Yesterday, California lawmakers passed a landmark bill which would require companies such as Uber and Lyft to treat their contract workers as employees. The September 10th ruling threatens to reshape the largely contract-based “gig economy”, which has been widely criticised for its lack of worker protections.
Assembly Bill 5 (AB5) seeks to close a legal loophole regarding the economic benefits guaranteed to California’s workers. Most labour rights in the US—including fundamentals such as minimum wage, overtime, and sick days—are protected only on the basis of formal employment status.
The bill has drawn support from local activists as well as progressive Democratic leadership figures such as 2020 presidential candidates Bernie Sanders and Elizabeth Warren, who have long argued that labour rights have failed to keep pace with the demands of an evolving 21st-century economy.

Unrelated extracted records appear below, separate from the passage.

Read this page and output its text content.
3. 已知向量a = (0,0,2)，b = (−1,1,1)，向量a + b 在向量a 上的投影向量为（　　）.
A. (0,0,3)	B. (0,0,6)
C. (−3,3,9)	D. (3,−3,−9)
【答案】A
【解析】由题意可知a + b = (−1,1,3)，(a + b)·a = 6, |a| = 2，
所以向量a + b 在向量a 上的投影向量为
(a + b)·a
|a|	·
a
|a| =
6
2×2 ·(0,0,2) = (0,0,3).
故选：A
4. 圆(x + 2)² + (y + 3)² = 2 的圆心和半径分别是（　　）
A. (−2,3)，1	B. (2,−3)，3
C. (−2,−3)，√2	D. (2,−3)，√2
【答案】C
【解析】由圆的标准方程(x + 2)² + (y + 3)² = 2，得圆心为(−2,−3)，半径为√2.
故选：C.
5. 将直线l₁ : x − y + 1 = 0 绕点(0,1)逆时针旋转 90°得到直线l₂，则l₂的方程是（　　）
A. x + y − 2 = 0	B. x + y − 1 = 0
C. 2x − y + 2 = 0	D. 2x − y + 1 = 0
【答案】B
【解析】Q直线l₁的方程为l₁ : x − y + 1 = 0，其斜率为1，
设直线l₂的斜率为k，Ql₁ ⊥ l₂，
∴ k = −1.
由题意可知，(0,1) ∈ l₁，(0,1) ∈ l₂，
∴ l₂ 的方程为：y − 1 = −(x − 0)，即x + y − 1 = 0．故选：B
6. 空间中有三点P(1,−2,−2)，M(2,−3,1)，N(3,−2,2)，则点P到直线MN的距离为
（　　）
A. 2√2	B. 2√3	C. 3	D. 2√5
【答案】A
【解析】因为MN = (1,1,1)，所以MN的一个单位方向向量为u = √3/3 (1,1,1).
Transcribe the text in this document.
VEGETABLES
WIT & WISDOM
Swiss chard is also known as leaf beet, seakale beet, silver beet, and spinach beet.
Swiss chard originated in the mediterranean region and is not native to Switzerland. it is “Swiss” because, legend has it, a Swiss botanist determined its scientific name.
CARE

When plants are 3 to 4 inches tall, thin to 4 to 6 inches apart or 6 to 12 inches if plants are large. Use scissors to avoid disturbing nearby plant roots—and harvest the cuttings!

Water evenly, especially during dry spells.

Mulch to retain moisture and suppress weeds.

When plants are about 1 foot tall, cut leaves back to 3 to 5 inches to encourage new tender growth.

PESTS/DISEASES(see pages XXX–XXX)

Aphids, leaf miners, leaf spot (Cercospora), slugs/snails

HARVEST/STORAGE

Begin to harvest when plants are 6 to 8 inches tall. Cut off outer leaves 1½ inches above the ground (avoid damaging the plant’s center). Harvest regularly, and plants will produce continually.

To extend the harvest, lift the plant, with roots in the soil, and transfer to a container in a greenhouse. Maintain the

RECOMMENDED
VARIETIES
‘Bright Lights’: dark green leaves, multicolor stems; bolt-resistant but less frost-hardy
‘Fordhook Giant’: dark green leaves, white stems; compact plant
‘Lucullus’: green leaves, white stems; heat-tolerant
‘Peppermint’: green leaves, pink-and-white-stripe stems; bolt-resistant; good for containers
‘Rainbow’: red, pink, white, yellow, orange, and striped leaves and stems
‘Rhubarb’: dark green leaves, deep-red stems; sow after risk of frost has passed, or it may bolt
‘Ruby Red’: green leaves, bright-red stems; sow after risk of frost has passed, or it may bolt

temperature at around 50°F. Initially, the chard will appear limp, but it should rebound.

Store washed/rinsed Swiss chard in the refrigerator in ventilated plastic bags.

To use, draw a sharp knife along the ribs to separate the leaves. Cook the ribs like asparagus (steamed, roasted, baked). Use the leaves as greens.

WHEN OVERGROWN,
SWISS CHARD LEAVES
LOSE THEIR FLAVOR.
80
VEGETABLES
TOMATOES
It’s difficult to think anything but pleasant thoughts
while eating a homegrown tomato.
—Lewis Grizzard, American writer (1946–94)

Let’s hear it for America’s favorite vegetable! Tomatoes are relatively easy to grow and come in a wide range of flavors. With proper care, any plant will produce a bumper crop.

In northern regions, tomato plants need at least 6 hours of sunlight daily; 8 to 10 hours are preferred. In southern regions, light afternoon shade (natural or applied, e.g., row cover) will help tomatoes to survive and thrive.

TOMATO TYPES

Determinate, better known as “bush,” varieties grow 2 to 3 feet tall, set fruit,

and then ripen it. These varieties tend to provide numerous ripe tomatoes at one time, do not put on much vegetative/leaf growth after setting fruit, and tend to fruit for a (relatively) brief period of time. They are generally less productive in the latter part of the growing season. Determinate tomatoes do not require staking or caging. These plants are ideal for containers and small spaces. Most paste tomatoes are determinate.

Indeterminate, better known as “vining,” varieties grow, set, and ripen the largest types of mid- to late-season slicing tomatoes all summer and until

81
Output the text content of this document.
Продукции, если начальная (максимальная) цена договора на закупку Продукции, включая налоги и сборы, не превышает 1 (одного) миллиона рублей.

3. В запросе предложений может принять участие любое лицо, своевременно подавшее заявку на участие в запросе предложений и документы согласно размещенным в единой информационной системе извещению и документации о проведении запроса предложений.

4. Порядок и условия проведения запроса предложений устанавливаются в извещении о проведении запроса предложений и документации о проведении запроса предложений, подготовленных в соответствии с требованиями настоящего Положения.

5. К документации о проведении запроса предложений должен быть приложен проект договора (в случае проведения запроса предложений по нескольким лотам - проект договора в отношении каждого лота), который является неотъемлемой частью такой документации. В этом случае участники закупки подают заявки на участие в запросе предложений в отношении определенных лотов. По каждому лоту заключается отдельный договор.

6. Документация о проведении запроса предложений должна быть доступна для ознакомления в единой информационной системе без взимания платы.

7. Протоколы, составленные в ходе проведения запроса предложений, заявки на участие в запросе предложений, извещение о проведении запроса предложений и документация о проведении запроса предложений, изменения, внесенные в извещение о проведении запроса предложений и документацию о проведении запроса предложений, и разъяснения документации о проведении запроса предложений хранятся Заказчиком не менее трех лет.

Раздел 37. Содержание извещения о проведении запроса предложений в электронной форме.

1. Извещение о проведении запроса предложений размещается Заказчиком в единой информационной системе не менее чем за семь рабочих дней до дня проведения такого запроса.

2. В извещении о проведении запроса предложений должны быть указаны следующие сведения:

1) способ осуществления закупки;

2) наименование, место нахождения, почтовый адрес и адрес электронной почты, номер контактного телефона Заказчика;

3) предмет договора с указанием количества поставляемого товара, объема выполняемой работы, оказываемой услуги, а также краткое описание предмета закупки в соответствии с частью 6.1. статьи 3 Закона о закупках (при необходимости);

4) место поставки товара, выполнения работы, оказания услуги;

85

“We are determining the future of the California economy,” Democratic State Senator Maria Elena Durazo said. “We can either choose to become complicit in the exploitation of hard-working Californians, or we choose to rebuild the working and middle class, protect taxpayers and help responsible businesses thrive in the state.”
AB5 would impact more than 1 million low-wage workers in California who have been pushed into contractor status as modern companies increasingly seek the financial benefits and limited accountability that come with hiring contract workers.
The bill will progress to the state Assembly later this week, where it is expected to succeed despite fierce opposition from gig-economy leaders.
According to a report by the LA Times, companies such as Uber, Lyft, Postmates and Doordash, whose business models rely largely on contract labour, have already pledged $90 million in a joint effort to lobby against the legislation’s effects.
California’s Silicon Valley darling Uber, which built a multi-billion dollar empire on an innovative contract labour model, quickly refused to recognise the legitimacy of the AB5 ruling in a statement released following the ruling.
“We continue to believe drivers are properly classified as independent, and because we’ll continue to be responsive to what the vast majority of drivers tell us they want most—flexibility—drivers will not be automatically reclassified as employees, even after January of next year,” the company said. Uber, which has a history of vicious legal disputes with local governments, promised to fight the ruling.
AB5’s success highlights a shift in the way governments are responding to the rapidly-growing gig economy. In 2016, a UK employment court denied Uber the right to classify its workers as self-employed. In 2018, Democratic lawmakers advanced federal legislation aimed at guaranteeing rights to contract labourers.